The Palestinian Islamist movement continues to complain that the Israeli army is waging a "war on hospitals" in Gaza; almost all health facilities in the northern part of the Palestinian enclave have now been shut down.

Israel accuses Hamas of using hospitals for military purposes and the civilians inside them as "human shields", which the Palestinian Islamist movement categorically denies.

The head of Indonesian diplomacy Retno Marsudi yesterday condemned the "Israeli attack (...) which killed many civilians and is a clear violation of international humanitarian law".

According to sources at the hospital, over a hundred wounded were treated in the evening and during the night from this health structure in the Nasser compound of Khan Younis, in the southern part of the Gaza Strip.

"We got out (alive) by a miracle", initially "a school was hit (where the evacuees had taken refuge)", a young wounded man told AFP as he was being treated. "We were at the Zaitoun school in Gaza City, and from the school we went to the Indonesian hospital. I just have no words," he added.
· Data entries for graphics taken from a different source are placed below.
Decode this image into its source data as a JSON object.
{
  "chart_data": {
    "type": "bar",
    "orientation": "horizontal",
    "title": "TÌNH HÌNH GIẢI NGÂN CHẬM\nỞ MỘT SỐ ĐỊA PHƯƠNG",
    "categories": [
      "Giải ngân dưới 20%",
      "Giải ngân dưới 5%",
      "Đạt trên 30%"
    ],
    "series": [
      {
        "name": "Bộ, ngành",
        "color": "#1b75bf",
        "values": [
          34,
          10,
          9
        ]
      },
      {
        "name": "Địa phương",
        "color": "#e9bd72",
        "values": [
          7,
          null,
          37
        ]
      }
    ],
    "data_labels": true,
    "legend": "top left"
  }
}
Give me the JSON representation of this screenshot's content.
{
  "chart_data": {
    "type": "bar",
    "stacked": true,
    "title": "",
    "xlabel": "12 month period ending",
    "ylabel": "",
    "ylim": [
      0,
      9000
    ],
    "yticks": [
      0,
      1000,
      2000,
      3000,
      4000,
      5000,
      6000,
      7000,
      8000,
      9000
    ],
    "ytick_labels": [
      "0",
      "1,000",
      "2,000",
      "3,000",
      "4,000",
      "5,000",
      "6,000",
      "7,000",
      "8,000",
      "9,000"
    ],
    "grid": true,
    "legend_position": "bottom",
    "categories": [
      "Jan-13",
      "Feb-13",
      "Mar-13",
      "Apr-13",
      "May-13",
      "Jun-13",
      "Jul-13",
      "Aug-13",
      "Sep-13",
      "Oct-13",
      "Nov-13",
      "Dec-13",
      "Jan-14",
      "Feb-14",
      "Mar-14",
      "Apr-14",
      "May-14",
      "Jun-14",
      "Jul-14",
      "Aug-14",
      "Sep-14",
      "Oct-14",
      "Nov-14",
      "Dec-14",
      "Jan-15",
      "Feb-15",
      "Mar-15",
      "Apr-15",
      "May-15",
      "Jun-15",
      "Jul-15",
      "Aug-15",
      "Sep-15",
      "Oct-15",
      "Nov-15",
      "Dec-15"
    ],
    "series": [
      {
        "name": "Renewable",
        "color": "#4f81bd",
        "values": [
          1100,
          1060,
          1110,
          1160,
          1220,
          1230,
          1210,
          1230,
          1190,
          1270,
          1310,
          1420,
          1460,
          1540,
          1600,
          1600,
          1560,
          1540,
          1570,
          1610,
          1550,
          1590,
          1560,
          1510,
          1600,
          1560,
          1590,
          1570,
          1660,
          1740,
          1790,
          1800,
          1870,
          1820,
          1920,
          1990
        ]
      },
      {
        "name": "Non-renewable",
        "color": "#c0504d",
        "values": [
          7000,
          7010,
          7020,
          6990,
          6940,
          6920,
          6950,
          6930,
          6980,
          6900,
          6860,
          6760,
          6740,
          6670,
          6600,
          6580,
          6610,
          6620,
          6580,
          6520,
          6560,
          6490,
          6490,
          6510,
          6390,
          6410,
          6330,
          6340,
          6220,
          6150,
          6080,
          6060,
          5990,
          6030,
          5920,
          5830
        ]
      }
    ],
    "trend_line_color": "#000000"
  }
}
Overnight, the official Palestinian news agency WAFA reported that an Israeli strike on the Nuseirat refugee camp in the central part of the Palestinian enclave killed at least 17 Palestinians and injured many more.

Yesterday, 28 premature babies who were rushed over the weekend from the Shifa hospital, the largest in the Gaza Strip, which was raided by the Israeli army on November 15, were delivered "safely" to Egypt, the World Health Organization (WHO) announced. ).

Russian President Vladimir Putin is expected to participate in a digital summit of BRICS member states today, which will be dedicated to the war in the Gaza Strip, while the head of Russian diplomacy, Sergei Lavrov, is expected to welcome his counterparts from the member countries in Moscow. the Arab League and the Organization of Islamic Cooperation.